Au-delà de la blessure personnelle inadmissible que cela dut représenter pour la soprano, je trouve dommageable que de tels critères puissent entrer en ligne de compte. Quelle carrière pourrait espérer l'immense Montserrat Caballe si elle faisait ses débuts aujourd'hui, et Luciano Pavarotti, et tant d'autres ? Au nom de quels diktats de sélection de miss Monde nous aurait-on privés de leurs voix magnifiques ? Rostropovich et Martha Argerich auraient-ils dû s'abstenir de paraître sur scène ou d'enregistrer des disques faute de pouvoir réaliser des pochettes CD mettant en valeur la courbe de leurs hanches ? A l'autre bout du spectre, telle pianiste, telle violoncelliste, telle soprano connaîtraient-elles l'engouement qu'on leur porte si elles n'étaient si jolies au regard des canons actuels ? Sans doute ont-elles du talent, je ne vais pas jusqu'à penser que leur physique suffit, mais il est désormais quasi indispensable au lancement d'une carrière. Et l'incident Voigt démontra qu'entre une chanteuse honorable et « présentable » et une chanteuse extraordinaire en surpoids, les maisons d'opéra font parfois le choix qui a le moins à voir avec leur mission.
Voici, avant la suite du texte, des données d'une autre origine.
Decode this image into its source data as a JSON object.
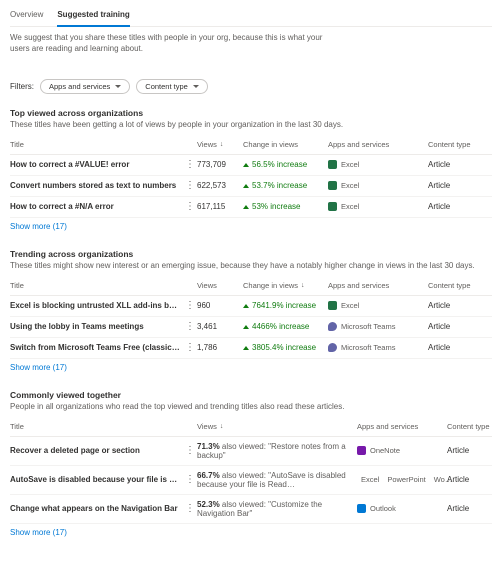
{
  "tabs": {
    "overview": "Overview",
    "suggested": "Suggested training"
  },
  "description": "We suggest that you share these titles with people in your org, because this is what your users are reading and learning about.",
  "filters": {
    "label": "Filters:",
    "apps": "Apps and services",
    "content": "Content type"
  },
  "columns": {
    "title": "Title",
    "views": "Views",
    "change": "Change in views",
    "apps": "Apps and services",
    "ctype": "Content type"
  },
  "top": {
    "heading": "Top viewed across organizations",
    "sub": "These titles have been getting a lot of views by people in your organization in the last 30 days.",
    "rows": [
      {
        "title": "How to correct a #VALUE! error",
        "views": "773,709",
        "change": "56.5% increase",
        "app": "Excel",
        "ctype": "Article"
      },
      {
        "title": "Convert numbers stored as text to numbers",
        "views": "622,573",
        "change": "53.7% increase",
        "app": "Excel",
        "ctype": "Article"
      },
      {
        "title": "How to correct a #N/A error",
        "views": "617,115",
        "change": "53% increase",
        "app": "Excel",
        "ctype": "Article"
      }
    ],
    "more": "Show more (17)"
  },
  "trending": {
    "heading": "Trending across organizations",
    "sub": "These titles might show new interest or an emerging issue, because they have a notably higher change in views in the last 30 days.",
    "rows": [
      {
        "title": "Excel is blocking untrusted XLL add-ins by default",
        "views": "960",
        "change": "7641.9% increase",
        "app": "Excel",
        "ctype": "Article"
      },
      {
        "title": "Using the lobby in Teams meetings",
        "views": "3,461",
        "change": "4466% increase",
        "app": "Microsoft Teams",
        "ctype": "Article"
      },
      {
        "title": "Switch from Microsoft Teams Free (classic) to Microsoft …",
        "views": "1,786",
        "change": "3805.4% increase",
        "app": "Microsoft Teams",
        "ctype": "Article"
      }
    ],
    "more": "Show more (17)"
  },
  "common": {
    "heading": "Commonly viewed together",
    "sub": "People in all organizations who read the top viewed and trending titles also read these articles.",
    "rows": [
      {
        "title": "Recover a deleted page or section",
        "pct": "71.3%",
        "also": "also viewed: \"Restore notes from a backup\"",
        "apps": [
          "OneNote"
        ],
        "ctype": "Article"
      },
      {
        "title": "AutoSave is disabled because your file is not stored on th…",
        "pct": "66.7%",
        "also": "also viewed: \"AutoSave is disabled because your file is Read…",
        "apps": [
          "Excel",
          "PowerPoint",
          "Wo…"
        ],
        "ctype": "Article"
      },
      {
        "title": "Change what appears on the Navigation Bar",
        "pct": "52.3%",
        "also": "also viewed: \"Customize the Navigation Bar\"",
        "apps": [
          "Outlook"
        ],
        "ctype": "Article"
      }
    ],
    "more": "Show more (17)"
  },
  "appIconClass": {
    "Excel": "i-excel",
    "Microsoft Teams": "i-teams",
    "OneNote": "i-onenote",
    "PowerPoint": "i-ppt",
    "Wo…": "i-word",
    "Outlook": "i-outlook"
  }
}
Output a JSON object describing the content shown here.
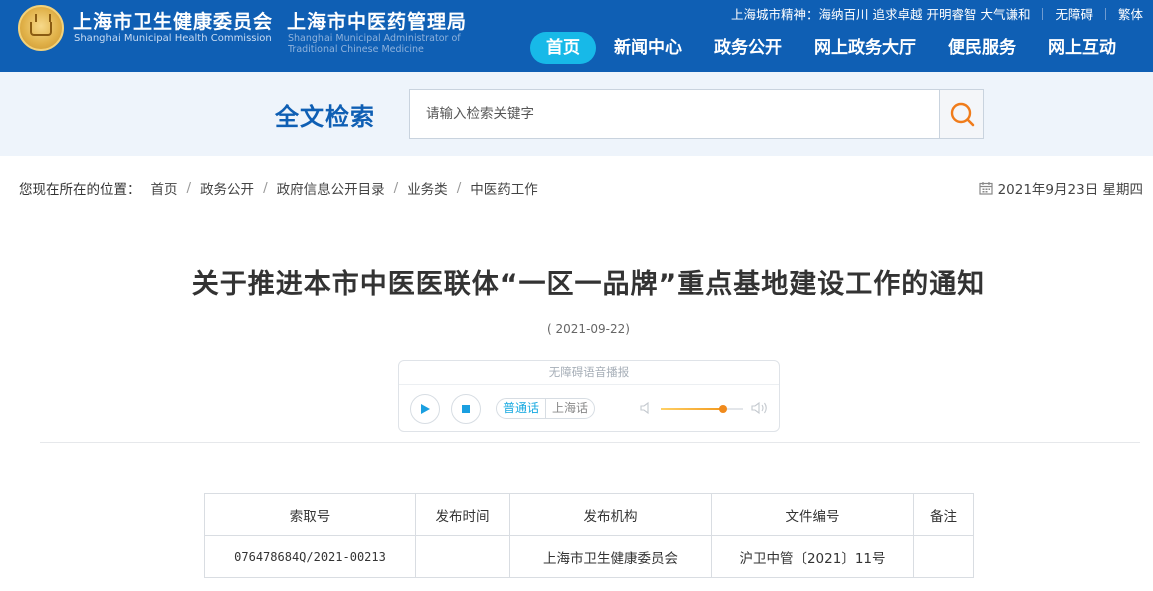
{
  "header": {
    "org_cn": "上海市卫生健康委员会",
    "org_en": "Shanghai Municipal Health Commission",
    "org2_cn": "上海市中医药管理局",
    "org2_en": "Shanghai Municipal Administrator of Traditional Chinese Medicine",
    "motto": "上海城市精神：海纳百川 追求卓越 开明睿智 大气谦和",
    "accessibility": "无障碍",
    "traditional": "繁体",
    "nav": [
      "首页",
      "新闻中心",
      "政务公开",
      "网上政务大厅",
      "便民服务",
      "网上互动"
    ]
  },
  "search": {
    "title": "全文检索",
    "placeholder": "请输入检索关键字"
  },
  "breadcrumb": {
    "label": "您现在所在的位置：",
    "items": [
      "首页",
      "政务公开",
      "政府信息公开目录",
      "业务类",
      "中医药工作"
    ]
  },
  "today": "2021年9月23日 星期四",
  "article": {
    "title": "关于推进本市中医医联体“一区一品牌”重点基地建设工作的通知",
    "date": "( 2021-09-22)"
  },
  "audio": {
    "title": "无障碍语音播报",
    "lang_mandarin": "普通话",
    "lang_shanghai": "上海话",
    "volume": 0.75
  },
  "table": {
    "headers": [
      "索取号",
      "发布时间",
      "发布机构",
      "文件编号",
      "备注"
    ],
    "rows": [
      [
        "076478684Q/2021-00213",
        "",
        "上海市卫生健康委员会",
        "沪卫中管〔2021〕11号",
        ""
      ]
    ]
  },
  "colors": {
    "brand_blue": "#0f5fb4",
    "nav_active": "#17b9e8",
    "search_band": "#eef4fb"
  }
}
Et qu'on ne vienne pas me parler de crédibilité du rôle. Celui d'Ariane ne comporte aucune indication sur (ni ne nécessite) un physique de sylphide et la mise en scène aurait pu, aurait dû s'adapter à la chanteuse. Certains rôles imposent un âge, d'autres non. Un poids, un visage jamais. Ou alors il faut m'expliquer pourquoi un Roméo ne s'amouracherait pas d'une Juliette de cent kilos, un Edgardo d'une Lucia inéligible à un casting de La Nouvelle Star. Curieusement ceux qui parlent de crédibilité ne sont jamais dérangés par une Madame Butterfly ou une Liu caucasiennes.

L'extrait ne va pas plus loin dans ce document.